Researchers do not know exactly why diet sodas may increase the risk of disease. Some believe that diet sodas might damage blood vessels or cause chronic inflammation.
Diet sodas may also undermine health by changing other habits. A 2012 study suggests that diet soda may change how the brain responds to sweet flavors by affecting dopamine, a neurotransmitter that plays a role in pleasure, motivation, and reward.
Frequently drinking diet soda might cause a person to crave more sweets, including both sweet snacks and more soda.
Many studies have linked diet soda consumption to worse health outcomes.
The researchers behind a 2017 study gathered data that indicated a link between diet soda and the risk of stroke and Alzheimer’s disease. The study involved 2,888 people over the age of 45 years.
The results showed that drinking one diet soda per day almost tripled a person’s risk of stroke and Alzheimer’s disease.
A 2014 study of 2,037 male Japanese factory workers found that men who drank diet soda were more likely to develop diabetes than those who did not. The correlation held even after adjusting for family history, age, BMI, and lifestyle factors.
Early research suggested that there might be a link between artificial sweeteners and cancer. However, subsequent research has either found no link or called into question data that initially linked artificial sweeteners to cancer.

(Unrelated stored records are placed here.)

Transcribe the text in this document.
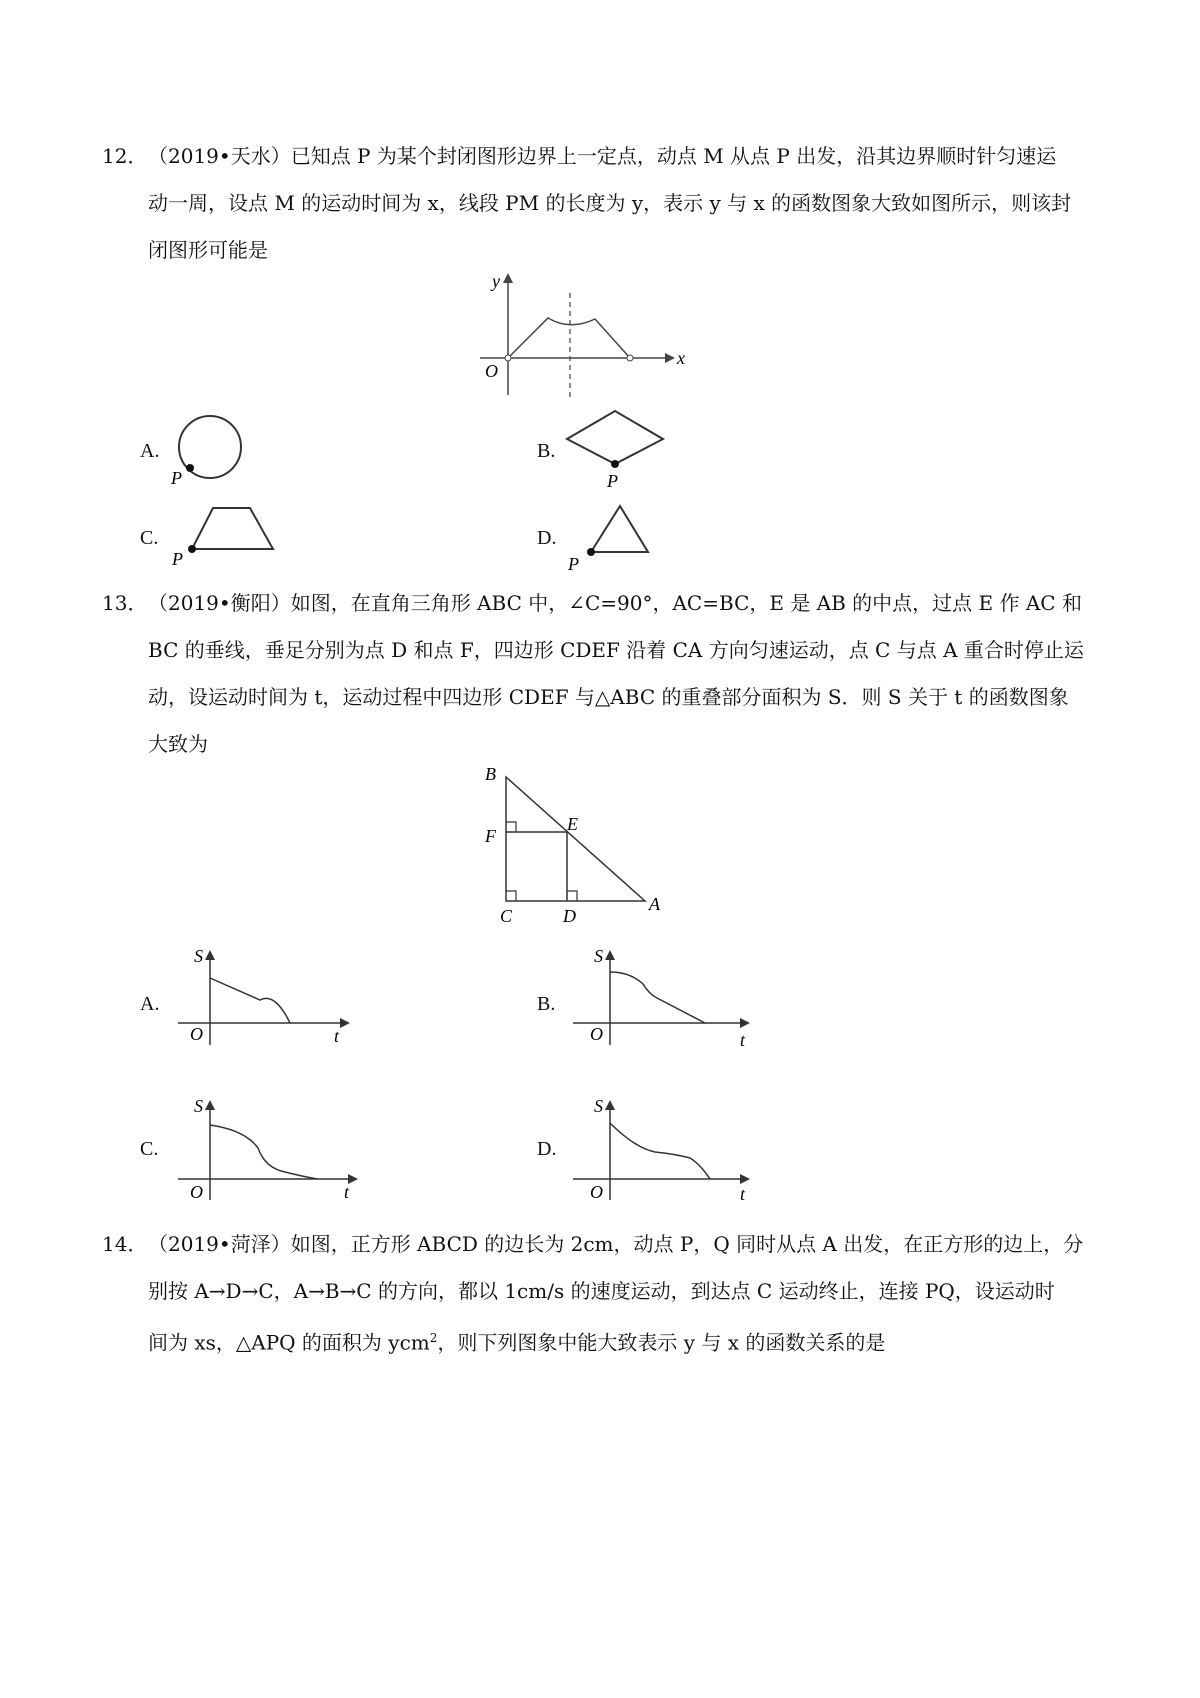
12． （2019•天水）已知点 P 为某个封闭图形边界上一定点，动点 M 从点 P 出发，沿其边界顺时针匀速运

动一周，设点 M 的运动时间为 x，线段 PM 的长度为 y，表示 y 与 x 的函数图象大致如图所示，则该封

闭图形可能是

y
x
O
A.
P
B.
P
C.
P
D.
P
13． （2019•衡阳）如图，在直角三角形 ABC 中，∠C=90°，AC=BC，E 是 AB 的中点，过点 E 作 AC 和

BC 的垂线，垂足分别为点 D 和点 F，四边形 CDEF 沿着 CA 方向匀速运动，点 C 与点 A 重合时停止运

动，设运动时间为 t，运动过程中四边形 CDEF 与△ABC 的重叠部分面积为 S．则 S 关于 t 的函数图象

大致为

B
E
F
C	D
A
A.
S
t
O
B.
S
t
O
C.
S
t
O
D.
S
t
O
14． （2019•菏泽）如图，正方形 ABCD 的边长为 2cm，动点 P，Q 同时从点 A 出发，在正方形的边上，分

别按 A→D→C，A→B→C 的方向，都以 1cm/s 的速度运动，到达点 C 运动终止，连接 PQ，设运动时

间为 xs，△APQ 的面积为 ycm$^2$，则下列图象中能大致表示 y 与 x 的函数关系的是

So, while there are plenty of reasons to avoid diet soda, cancer risk may not be among them.
Drinking diet soda does not provide any direct health benefits. However, it may offer some people a way to reduce their consumption of sugary beverages.
People who wean themselves off sweetened sodas by drinking diet sodas can significantly reduce their sugar intake. They can then begin to transition to more healthful drinks, such as sparkling water.

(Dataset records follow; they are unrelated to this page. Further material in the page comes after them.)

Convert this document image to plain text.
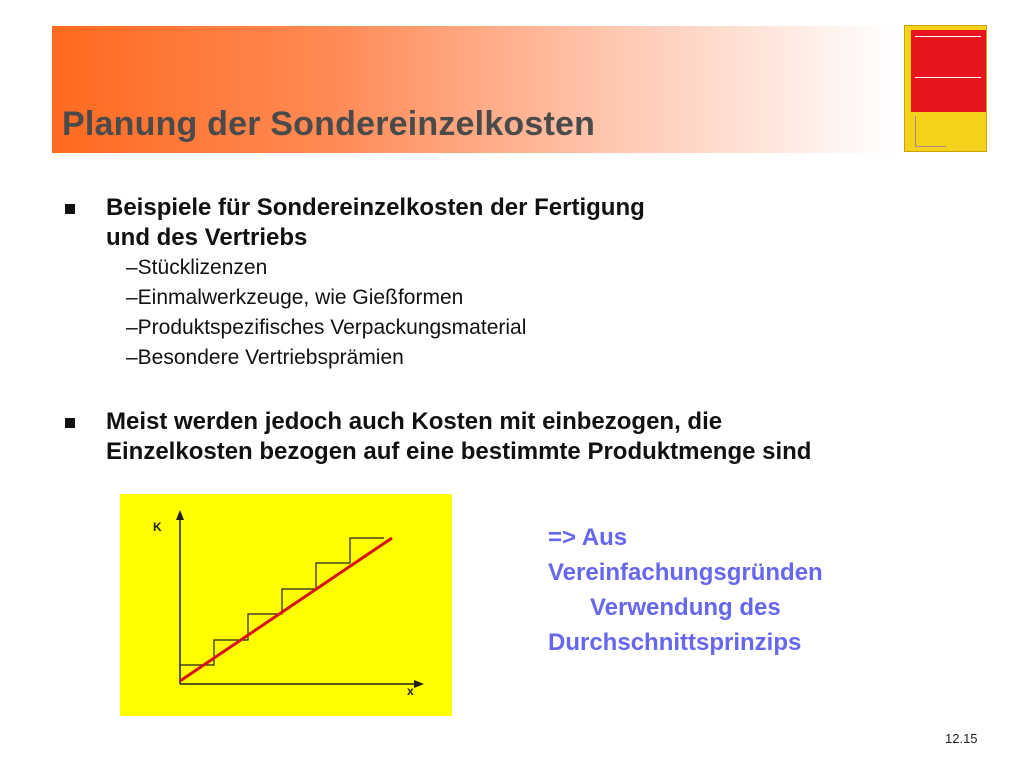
Planung der Sondereinzelkosten
Beispiele für Sondereinzelkosten der Fertigung
und des Vertriebs
–Stücklizenzen
–Einmalwerkzeuge, wie Gießformen
–Produktspezifisches Verpackungsmaterial
–Besondere Vertriebsprämien
Meist werden jedoch auch Kosten mit einbezogen, die
Einzelkosten bezogen auf eine bestimmte Produktmenge sind
K
x
=> Aus
Vereinfachungsgründen
Verwendung des
Durchschnittsprinzips
12.15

Some analysts, especially those with ties to the soda industry, insist that there is no compelling evidence directly linking soda to poor health. Others insist that diet soda remains a healthful alternative to traditional soda, despite the evidence to the contrary.

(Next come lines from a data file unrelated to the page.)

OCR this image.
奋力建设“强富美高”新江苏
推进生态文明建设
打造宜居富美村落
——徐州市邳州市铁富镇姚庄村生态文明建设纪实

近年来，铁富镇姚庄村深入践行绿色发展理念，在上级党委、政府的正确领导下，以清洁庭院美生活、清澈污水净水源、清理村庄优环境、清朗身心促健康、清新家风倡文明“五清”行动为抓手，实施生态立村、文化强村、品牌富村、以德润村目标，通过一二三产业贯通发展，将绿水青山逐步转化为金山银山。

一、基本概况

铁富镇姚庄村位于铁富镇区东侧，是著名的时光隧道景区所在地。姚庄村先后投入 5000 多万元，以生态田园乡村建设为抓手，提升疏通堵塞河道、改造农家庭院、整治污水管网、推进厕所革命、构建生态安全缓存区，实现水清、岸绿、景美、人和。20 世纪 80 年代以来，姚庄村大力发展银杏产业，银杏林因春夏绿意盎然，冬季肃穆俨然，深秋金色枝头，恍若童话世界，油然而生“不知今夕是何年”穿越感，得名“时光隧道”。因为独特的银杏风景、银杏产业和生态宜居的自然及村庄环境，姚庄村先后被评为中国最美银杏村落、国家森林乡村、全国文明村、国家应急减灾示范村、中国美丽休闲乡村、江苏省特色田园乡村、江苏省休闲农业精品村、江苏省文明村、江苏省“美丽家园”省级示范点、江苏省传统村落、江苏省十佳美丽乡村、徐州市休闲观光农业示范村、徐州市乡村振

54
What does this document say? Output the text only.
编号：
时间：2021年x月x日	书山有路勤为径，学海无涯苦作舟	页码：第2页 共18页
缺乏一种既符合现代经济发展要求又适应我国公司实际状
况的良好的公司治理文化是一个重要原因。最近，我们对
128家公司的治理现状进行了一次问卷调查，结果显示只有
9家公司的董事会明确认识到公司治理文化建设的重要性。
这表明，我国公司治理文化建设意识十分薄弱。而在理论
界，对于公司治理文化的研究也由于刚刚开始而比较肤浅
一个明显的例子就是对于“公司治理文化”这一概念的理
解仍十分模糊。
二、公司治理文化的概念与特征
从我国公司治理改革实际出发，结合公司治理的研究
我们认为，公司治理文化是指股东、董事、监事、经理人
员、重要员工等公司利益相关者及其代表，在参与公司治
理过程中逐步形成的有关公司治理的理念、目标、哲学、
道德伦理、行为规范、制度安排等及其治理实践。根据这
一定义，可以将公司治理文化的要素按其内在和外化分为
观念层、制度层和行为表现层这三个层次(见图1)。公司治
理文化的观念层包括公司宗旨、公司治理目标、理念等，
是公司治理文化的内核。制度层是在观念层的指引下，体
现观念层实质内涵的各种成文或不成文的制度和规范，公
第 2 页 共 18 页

The authors of a 2016 analysis noted that 26 studies found no link between soda consumption and worse health outcomes. However, those studies had received funding from companies in the soda industry.
This fact, the authors of the study argue, suggests that the soda industry is “manipulating contemporary scientific processes to create controversy and advance their business interests at the expense of the public’s health.”
To cut down on diet soda, a person needs to understand why they drink soda and then find a viable alternative.
For some people, soda offers a quick caffeine jolt. Switching to coffee or tea may be a good alternative as both of these drinks provide several health benefits. The best choice is unsweetened coffee or tea. Milk can offer some sweetness without the extra sugar.
People who like bubbly carbonated drinks can find the same fizzy quality in seltzer water, or carbonated water. Unflavored, unsweetened seltzer waters do not contain artificial sweeteners and are typically calorie free.
If the appeal of soda is in its sweetness, a person can try indulging in natural foods instead. Sweet whole fruits, such as peaches, mangoes, apples, and berries, offer a quick dose of natural sugar without many of the health risks of soda.
Enjoying diet soda in moderation is less harmful than drinking it daily. People who cannot or do not wish to quit drinking diet soda can still reduce their risk of health issues by drinking less of it.
Research has linked a wide range of health risks to drinking diet soda. Despite it being a low or zero calorie beverage, it may still increase the risk of conditions such as diabetes and obesity.
Diet soda offers no health benefits other than functioning as a tool that people can use to wean themselves off regular soda.
While the precise relationship between diet soda and medical conditions is uncertain and requires more research, it is clear that people should not see diet soda as a healthful alternative to sugary drinks.